Mayor Pro Tem Vong Mouanoutoua continued the sentiment of Bessinger, talking about how having new members of the City Council can have a great effect in the form of bringing new positions and ideas to the table.
“Having new people with new perspectives, new sorts of experiences, new views is always beneficial to a city like ours. Hopefully we can maintain the type of leadership that those before us have always maintained.”
Looking towards his next term, Mayor Pro Tem Mouanoutoua mentioned that he hopes the council can “…continue to be good stewards and servants of the people. And that we continue to have a servant’s heart.”
Newly elected Mayor Lynne Ashbeck is optimistic that while losing two long standing council members, the newly elected pair will put forth their new ideas in a move she says can “make a council special”.
“I think with new council members it’s sort of the intersection of new ideas which is great, new perspectives, they’ve had recent outreach into the community. I also look forward to continuing the traditions that make our council special.”

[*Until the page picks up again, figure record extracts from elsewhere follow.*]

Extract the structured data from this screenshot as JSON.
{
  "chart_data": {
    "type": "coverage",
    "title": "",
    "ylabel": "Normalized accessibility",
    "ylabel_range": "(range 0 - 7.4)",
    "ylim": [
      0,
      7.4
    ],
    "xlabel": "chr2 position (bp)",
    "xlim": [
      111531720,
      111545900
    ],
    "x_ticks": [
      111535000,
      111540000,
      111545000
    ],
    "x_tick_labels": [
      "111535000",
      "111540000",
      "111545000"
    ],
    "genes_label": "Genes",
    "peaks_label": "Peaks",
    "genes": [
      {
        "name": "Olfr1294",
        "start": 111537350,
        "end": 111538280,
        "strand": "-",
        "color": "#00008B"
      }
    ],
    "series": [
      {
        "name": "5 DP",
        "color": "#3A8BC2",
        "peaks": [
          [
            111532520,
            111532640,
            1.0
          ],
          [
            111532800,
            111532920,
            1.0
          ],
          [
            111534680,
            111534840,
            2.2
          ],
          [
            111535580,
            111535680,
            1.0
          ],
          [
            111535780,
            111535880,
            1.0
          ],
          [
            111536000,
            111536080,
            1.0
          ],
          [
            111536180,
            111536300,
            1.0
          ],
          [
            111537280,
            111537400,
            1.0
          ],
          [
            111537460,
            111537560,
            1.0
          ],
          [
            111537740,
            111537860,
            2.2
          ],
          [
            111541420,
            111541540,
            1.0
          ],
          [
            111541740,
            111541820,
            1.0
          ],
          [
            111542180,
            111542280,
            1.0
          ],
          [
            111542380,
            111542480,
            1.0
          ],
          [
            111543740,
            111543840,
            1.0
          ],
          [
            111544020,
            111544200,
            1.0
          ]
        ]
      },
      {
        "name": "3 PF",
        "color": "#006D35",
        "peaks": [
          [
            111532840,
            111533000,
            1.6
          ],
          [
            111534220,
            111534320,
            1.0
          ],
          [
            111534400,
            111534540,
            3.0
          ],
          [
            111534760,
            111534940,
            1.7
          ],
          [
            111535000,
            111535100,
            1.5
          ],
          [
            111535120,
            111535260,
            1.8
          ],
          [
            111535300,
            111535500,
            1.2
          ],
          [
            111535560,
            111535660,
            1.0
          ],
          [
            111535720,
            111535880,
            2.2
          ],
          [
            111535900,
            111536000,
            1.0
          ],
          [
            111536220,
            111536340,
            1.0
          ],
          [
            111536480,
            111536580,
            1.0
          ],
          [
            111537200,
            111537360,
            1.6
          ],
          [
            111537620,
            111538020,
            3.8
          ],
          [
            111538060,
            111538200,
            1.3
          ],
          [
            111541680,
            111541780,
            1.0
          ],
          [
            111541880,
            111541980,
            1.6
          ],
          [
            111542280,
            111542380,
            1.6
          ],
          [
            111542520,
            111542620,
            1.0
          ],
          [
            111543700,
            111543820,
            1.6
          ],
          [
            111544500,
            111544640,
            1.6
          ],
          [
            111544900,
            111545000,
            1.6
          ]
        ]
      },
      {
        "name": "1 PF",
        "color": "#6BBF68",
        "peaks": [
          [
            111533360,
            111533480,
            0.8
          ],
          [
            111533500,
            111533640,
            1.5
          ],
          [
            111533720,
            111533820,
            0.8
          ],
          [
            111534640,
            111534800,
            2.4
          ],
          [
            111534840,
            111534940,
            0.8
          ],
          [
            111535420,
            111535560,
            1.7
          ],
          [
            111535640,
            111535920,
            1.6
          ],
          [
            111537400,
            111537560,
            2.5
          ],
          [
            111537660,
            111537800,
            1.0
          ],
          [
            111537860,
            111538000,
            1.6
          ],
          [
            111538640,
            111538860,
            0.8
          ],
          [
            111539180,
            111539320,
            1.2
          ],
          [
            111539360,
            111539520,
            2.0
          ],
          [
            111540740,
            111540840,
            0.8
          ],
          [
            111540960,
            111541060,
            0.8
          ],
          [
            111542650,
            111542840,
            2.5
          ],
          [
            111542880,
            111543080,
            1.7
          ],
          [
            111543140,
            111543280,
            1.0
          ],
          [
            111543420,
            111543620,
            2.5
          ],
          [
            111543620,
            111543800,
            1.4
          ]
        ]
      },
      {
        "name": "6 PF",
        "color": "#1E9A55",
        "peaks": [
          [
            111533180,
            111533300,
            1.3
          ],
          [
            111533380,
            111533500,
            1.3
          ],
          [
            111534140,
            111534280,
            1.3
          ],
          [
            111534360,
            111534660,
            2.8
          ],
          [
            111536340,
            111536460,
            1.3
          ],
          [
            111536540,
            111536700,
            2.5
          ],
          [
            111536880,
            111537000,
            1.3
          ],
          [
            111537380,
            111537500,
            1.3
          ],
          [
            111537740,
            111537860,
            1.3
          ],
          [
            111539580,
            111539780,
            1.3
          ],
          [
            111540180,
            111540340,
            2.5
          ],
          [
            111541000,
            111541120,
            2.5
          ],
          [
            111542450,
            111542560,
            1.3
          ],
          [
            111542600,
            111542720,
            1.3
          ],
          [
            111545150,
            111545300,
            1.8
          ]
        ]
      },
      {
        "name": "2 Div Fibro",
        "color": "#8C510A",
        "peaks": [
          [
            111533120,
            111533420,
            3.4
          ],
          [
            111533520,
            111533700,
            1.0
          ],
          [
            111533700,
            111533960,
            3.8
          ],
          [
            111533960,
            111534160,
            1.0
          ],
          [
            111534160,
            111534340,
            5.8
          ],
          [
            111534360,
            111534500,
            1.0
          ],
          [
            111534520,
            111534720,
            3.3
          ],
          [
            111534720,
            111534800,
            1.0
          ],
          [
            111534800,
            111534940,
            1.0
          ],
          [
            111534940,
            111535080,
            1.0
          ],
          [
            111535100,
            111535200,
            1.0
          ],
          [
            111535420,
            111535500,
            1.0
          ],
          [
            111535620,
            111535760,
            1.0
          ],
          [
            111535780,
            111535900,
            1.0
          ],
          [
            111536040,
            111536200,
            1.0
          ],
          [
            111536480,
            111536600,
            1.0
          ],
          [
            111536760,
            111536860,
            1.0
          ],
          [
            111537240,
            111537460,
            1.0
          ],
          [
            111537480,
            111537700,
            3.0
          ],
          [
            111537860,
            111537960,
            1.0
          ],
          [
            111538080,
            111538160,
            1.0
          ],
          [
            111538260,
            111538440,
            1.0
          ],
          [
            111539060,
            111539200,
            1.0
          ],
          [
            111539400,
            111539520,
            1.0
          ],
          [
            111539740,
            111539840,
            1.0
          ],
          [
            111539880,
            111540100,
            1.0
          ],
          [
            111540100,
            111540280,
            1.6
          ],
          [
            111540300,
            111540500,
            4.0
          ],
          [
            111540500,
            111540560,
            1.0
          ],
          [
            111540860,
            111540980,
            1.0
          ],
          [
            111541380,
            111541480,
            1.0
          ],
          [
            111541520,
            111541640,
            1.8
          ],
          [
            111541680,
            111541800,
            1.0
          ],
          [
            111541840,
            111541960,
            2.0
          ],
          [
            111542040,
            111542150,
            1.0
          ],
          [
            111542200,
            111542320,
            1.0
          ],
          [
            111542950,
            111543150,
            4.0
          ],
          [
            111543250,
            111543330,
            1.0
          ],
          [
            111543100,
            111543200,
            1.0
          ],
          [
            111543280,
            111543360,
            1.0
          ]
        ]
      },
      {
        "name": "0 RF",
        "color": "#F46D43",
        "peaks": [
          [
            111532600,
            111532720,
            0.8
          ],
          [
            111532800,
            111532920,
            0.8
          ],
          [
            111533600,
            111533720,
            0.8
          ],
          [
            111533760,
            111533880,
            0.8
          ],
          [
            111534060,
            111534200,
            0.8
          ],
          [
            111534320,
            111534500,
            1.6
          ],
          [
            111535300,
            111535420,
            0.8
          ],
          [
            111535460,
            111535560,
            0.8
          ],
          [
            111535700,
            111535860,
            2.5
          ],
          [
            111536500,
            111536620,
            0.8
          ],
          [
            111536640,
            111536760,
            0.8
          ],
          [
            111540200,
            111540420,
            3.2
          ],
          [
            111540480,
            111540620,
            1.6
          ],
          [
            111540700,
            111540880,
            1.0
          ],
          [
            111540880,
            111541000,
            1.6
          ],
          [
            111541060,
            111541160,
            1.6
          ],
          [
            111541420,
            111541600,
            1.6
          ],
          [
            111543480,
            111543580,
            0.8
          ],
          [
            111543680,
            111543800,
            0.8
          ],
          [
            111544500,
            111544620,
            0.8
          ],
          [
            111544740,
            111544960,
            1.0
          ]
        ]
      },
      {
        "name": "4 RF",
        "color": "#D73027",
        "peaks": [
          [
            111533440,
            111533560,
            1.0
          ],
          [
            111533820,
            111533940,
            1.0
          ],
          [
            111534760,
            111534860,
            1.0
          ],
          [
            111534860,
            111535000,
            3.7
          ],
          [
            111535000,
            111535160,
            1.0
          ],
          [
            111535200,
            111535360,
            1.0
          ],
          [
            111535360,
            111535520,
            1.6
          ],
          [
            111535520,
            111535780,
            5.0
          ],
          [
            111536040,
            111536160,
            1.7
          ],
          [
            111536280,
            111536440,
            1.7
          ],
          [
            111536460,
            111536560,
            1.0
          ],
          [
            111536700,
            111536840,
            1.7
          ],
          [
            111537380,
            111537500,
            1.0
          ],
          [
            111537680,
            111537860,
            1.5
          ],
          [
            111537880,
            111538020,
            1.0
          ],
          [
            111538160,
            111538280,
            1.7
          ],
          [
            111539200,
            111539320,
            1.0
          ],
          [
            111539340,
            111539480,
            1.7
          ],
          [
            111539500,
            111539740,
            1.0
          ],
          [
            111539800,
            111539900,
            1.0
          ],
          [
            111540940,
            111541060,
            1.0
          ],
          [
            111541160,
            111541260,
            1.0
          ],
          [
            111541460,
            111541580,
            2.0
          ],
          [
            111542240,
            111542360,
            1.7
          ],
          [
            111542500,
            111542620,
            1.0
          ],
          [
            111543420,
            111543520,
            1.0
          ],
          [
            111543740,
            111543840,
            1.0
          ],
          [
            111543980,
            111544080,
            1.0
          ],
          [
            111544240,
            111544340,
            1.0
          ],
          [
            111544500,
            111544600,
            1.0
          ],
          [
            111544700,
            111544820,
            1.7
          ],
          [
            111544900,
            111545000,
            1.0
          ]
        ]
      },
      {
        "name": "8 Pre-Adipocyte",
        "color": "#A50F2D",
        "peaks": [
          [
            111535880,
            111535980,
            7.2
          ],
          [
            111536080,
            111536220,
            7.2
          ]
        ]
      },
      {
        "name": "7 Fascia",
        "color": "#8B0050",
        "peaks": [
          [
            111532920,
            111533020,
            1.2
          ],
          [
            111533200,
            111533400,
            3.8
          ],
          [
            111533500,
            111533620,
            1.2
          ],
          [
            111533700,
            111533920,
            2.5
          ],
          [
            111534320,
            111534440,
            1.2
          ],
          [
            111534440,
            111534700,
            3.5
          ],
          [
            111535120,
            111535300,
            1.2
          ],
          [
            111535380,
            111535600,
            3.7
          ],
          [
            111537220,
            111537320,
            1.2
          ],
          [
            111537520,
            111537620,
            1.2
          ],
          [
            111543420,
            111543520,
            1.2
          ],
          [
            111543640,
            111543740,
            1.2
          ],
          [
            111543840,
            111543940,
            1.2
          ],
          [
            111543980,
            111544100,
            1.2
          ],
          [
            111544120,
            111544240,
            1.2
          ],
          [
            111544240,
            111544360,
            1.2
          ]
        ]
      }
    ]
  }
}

Mayor Ashbeck proclaimed that she thinks it’s the “combination” of working well with new members and their new ideas while also honoring those who have come from the past that “have got us to this point”.
On the leaving of Councilman Bob Whalen and Mayor Jose Flores, Mayor Ashbeck revealed, “After sitting next to those two for twenty-one and nineteen years, it’s personally, I will miss them, I will miss the forty years together of knowledge about our city. But for them, the time was right.”
She finished by pointing out that the two served the community for about twenty of the 110 year history of Clovis, and stated, “They were excellent servants, they were faithful servants, they did an excellent job.”
The perspective change that all three existing council members touched on seems to be a good marking point for where the City of Clovis looks to be headed. With changes coming from inside the council to start, the city now looks at how they can change its ideas into forming not only a more collective bond within its council chambers but also within its city’s residents. All the while, just as Mayor Lynne Ashbeck mentioned, “Keeping in honored tradition” in terms of values instilled in the past, remains another similarity amongst the City Council.
According to their answers, it appears that the Clovis City Council sits between changing perspective and keeping the city’s traditions alive. Just as these “traditions” have endured, the history of Clovis is what stands in the way of whether or not this City Council is able to do so.